Evolving Large Populations of Controllers for Complex Systems: 2014

Friday, August 8, 2014

The Third PaaS

Here and now, we're adding a third PaaS to the tests: PythonAnywhere. It isn't strictly speaking a PaaS because it also incorporates ideas from IaaS, but the app-hosting part of it is PaaS-like. We had some difficulty getting the app up and running, but not on the part of the Platform. Rather, we forgot to include an __init__.py in our application's directory. Remember: if you need to import things from a directory, ALWAYS include an __init__.py.

It looks like this:

#For each module in the directory, import it
from Mod1 import *
from Mod2 import *
#...
#etc.

#Then, put __all__ to handle a * import of the current directory
__all__ = ["Mod1","Mod2",...]

Monday, July 21, 2014

Potentially Invalid Data From All Trials

Thanks to a fundamental misunderstanding of the function of "elites," the select few members of a generation of a GA that get passed on to the next, in our GA, it's possible that all of our data is invalid. My understanding from what I was told of the code and my own examinations, was that an elite was kept for one generation, but if it failed it was discarded. This is apparently not the case, and elites are kept until the end of the GA regardless of failures along the way.

When looking at the data before, what I thought I was seeing was 30-40 great results and ~10 errors per last generation per population. Now I look at this same data with the understanding that the 30 elites could be hiding 30 errors underneath them. If this is the case, then virtually all of our data is invalid due to the fact that we cannot be certain that the PaaS-es are outputting results throughout a run of the GA.

What this means for the project is that a month's worth of data collection and analysis may have to be thrown out the window (worst-case scenario). I'm conferring with Dr. Remy to see how we should move forward.

Friday, July 18, 2014

Where We Are Right Now

Some issues were found with the PaaS2 results, regarding received errors. When planning this experiment, we went ahead without accounting for the fact that a client machine's speed affects how much uptime a cloud app experiences. The implication of this is that services with a limit on an app's uptime will experience a client making requests differently depending on the client's speed.

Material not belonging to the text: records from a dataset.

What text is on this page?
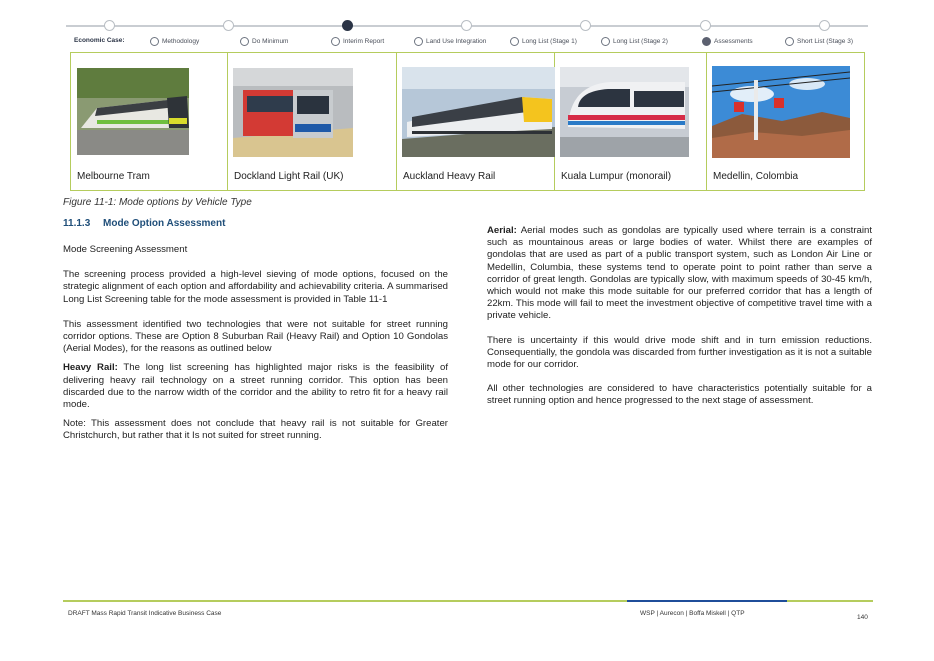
Economic Case:	Methodology	Do Minimum	Interim Report	Land Use Integration	Long List (Stage 1)	Long List (Stage 2)	Assessments	Short List (Stage 3)
Melbourne Tram	Dockland Light Rail (UK)	Auckland Heavy Rail	Kuala Lumpur (monorail)	Medellin, Colombia
Figure 11-1: Mode options by Vehicle Type
11.1.3 Mode Option Assessment

Mode Screening Assessment

The screening process provided a high-level sieving of mode options, focused on the strategic alignment of each option and affordability and achievability criteria. A summarised Long List Screening table for the mode assessment is provided in Table 11-1

This assessment identified two technologies that were not suitable for street running corridor options. These are Option 8 Suburban Rail (Heavy Rail) and Option 10 Gondolas (Aerial Modes), for the reasons as outlined below

Heavy Rail: The long list screening has highlighted major risks is the feasibility of delivering heavy rail technology on a street running corridor. This option has been discarded due to the narrow width of the corridor and the ability to retro fit for a heavy rail mode.

Note: This assessment does not conclude that heavy rail is not suitable for Greater Christchurch, but rather that it Is not suited for street running.

Aerial: Aerial modes such as gondolas are typically used where terrain is a constraint such as mountainous areas or large bodies of water. Whilst there are examples of gondolas that are used as part of a public transport system, such as London Air Line or Medellin, Columbia, these systems tend to operate point to point rather than serve a corridor of great length. Gondolas are typically slow, with maximum speeds of 30-45 km/h, which would not make this mode suitable for our preferred corridor that has a length of 22km. This mode will fail to meet the investment objective of competitive travel time with a private vehicle.

There is uncertainty if this would drive mode shift and in turn emission reductions. Consequentially, the gondola was discarded from further investigation as it is not a suitable mode for our corridor.

All other technologies are considered to have characteristics potentially suitable for a street running option and hence progressed to the next stage of assessment.

DRAFT Mass Rapid Transit Indicative Business Case	WSP | Aurecon | Boffa Miskell | QTP
140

Say you have two clients talking to two instances of the same app. Each instance has 4 hours of allotted uptime per day, and once that uptime is exceeded any client sending requests to these apps will receive only 500 errors in response. One of your clients causes 20 minutes of uptime per run of a program, and the other causes 30 minutes per run of an identical program; this is due to hardware differences between the two clients. If you are required to run this program 9 times per day per app/client pair, and each client is constrained to one app, the app running 20 minutes per client program will not exceed its allotted time, but the app running 30 minutes will.

This is an oversimplification of our problem. First, we have to factor in the fact that we don't know how much time one request to an app instance will eat up on the server end. Conditions on the server end may change, and the vendor's method for timing uptime is unknown and seems to have other factors beyond straight app uptime involved. In addition, we have to take into account travel time to the server, which is affected by network conditions in way we cannot predict. This adds to our client uptime, in turn affecting our app uptime.

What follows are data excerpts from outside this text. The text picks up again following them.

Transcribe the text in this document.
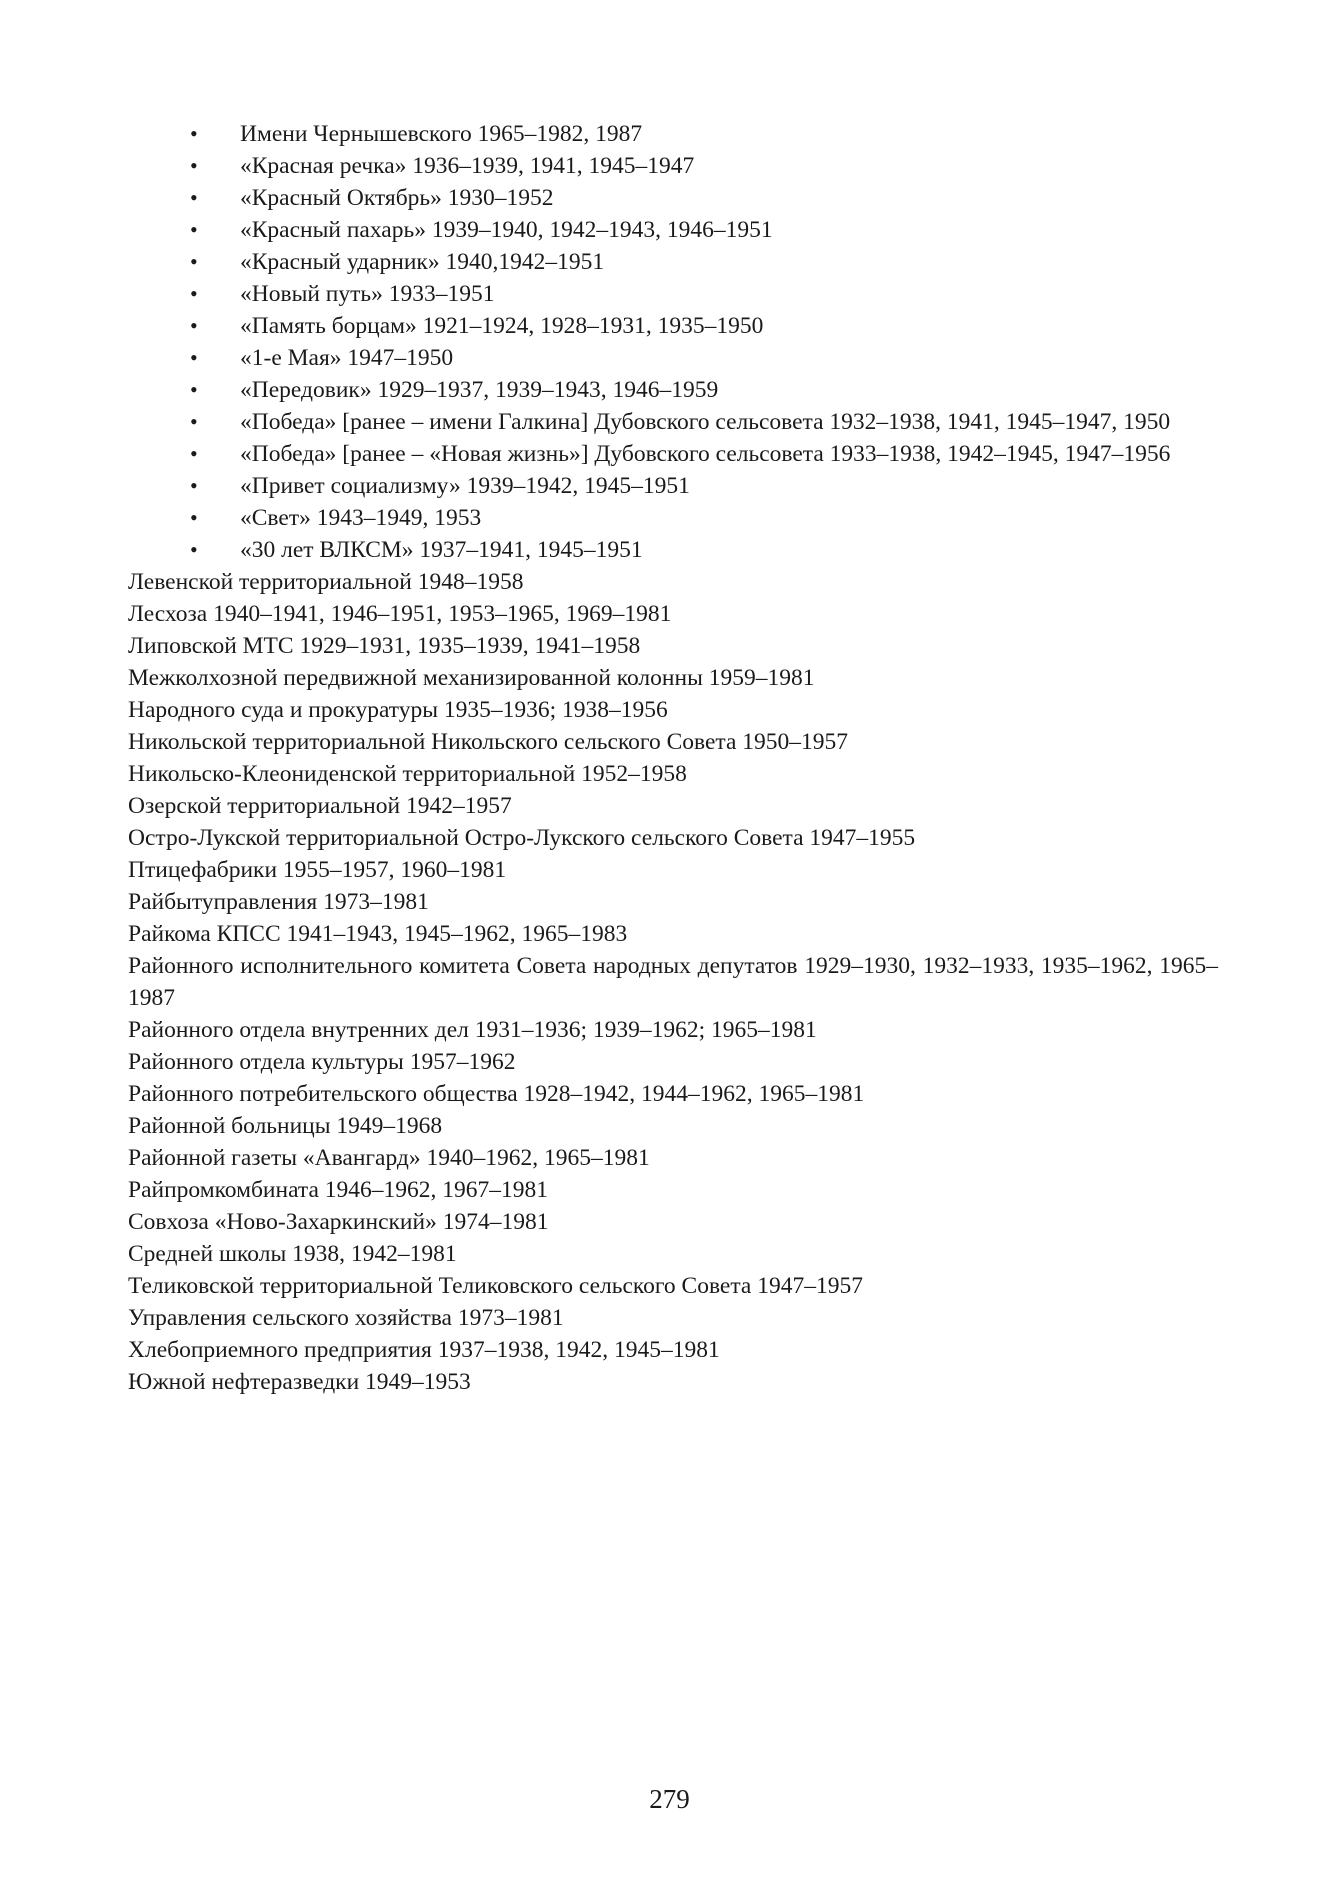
• Имени Чернышевского 1965–1982, 1987
• «Красная речка» 1936–1939, 1941, 1945–1947
• «Красный Октябрь» 1930–1952
• «Красный пахарь» 1939–1940, 1942–1943, 1946–1951
• «Красный ударник» 1940,1942–1951
• «Новый путь» 1933–1951
• «Память борцам» 1921–1924, 1928–1931, 1935–1950
• «1-е Мая» 1947–1950
• «Передовик» 1929–1937, 1939–1943, 1946–1959
• «Победа» [ранее – имени Галкина] Дубовского сельсовета 1932–1938, 1941, 1945–1947, 1950
• «Победа» [ранее – «Новая жизнь»] Дубовского сельсовета 1933–1938, 1942–1945, 1947–1956
• «Привет социализму» 1939–1942, 1945–1951
• «Свет» 1943–1949, 1953
• «30 лет ВЛКСМ» 1937–1941, 1945–1951
Левенской территориальной 1948–1958
Лесхоза 1940–1941, 1946–1951, 1953–1965, 1969–1981
Липовской МТС 1929–1931, 1935–1939, 1941–1958
Межколхозной передвижной механизированной колонны 1959–1981
Народного суда и прокуратуры 1935–1936; 1938–1956
Никольской территориальной Никольского сельского Совета 1950–1957
Никольско-Клеониденской территориальной 1952–1958
Озерской территориальной 1942–1957
Остро-Лукской территориальной Остро-Лукского сельского Совета 1947–1955
Птицефабрики 1955–1957, 1960–1981
Райбытуправления 1973–1981
Райкома КПСС 1941–1943, 1945–1962, 1965–1983
Районного исполнительного комитета Совета народных депутатов 1929–1930, 1932–1933, 1935–1962, 1965–1987
Районного отдела внутренних дел 1931–1936; 1939–1962; 1965–1981
Районного отдела культуры 1957–1962
Районного потребительского общества 1928–1942, 1944–1962, 1965–1981
Районной больницы 1949–1968
Районной газеты «Авангард» 1940–1962, 1965–1981
Райпромкомбината 1946–1962, 1967–1981
Совхоза «Ново-Захаркинский» 1974–1981
Средней школы 1938, 1942–1981
Теликовской территориальной Теликовского сельского Совета 1947–1957
Управления сельского хозяйства 1973–1981
Хлебоприемного предприятия 1937–1938, 1942, 1945–1981
Южной нефтеразведки 1949–1953
279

There are a few morals here: "careful planning can still surprise you with bumps," "networking is complex," etc. The biggest, though, is that we have to restart data collection on PaaS2 for 2 of our 3 clients.

I restarted yesterday, and the results are good, but PaaS2's dashboard did show error replies in some of the runs. Apparently we haven't hit that sweet spot yet where they occur so minimally that we don't have to worry about them.

Thursday, July 17, 2014

Some More Results

After a week of tests, we have some results in. I'm hesitant to post the boxplots of our timing measurements because there is an issue we only caught after the fact affecting exactly one PaaS client running on one of our machines. Those tests are being re-run until we have a matching amount of results.

Our control client, a computer designed to handle complex operations like the multiprocess GA, performed essentially as expected. Runtimes for individual populations are tight around the median time, and even the outliers are not egregiously different. One PaaS clearly has more consistent timing than the other, but the less consistent PaaS has faster completion times.

The client representing the Average Joe computer performed about as expected as well. It is clearly slower than the control client, but can still run a whole population in a reasonable amount of time. There are many more outliers on both PaaS plots for this client, but the same trend was seen with one PaaS being more consistent in timing and the other being somewhat faster. One of the PaaS-es also returned the only (legitimate) error codes seen on the plots to this client.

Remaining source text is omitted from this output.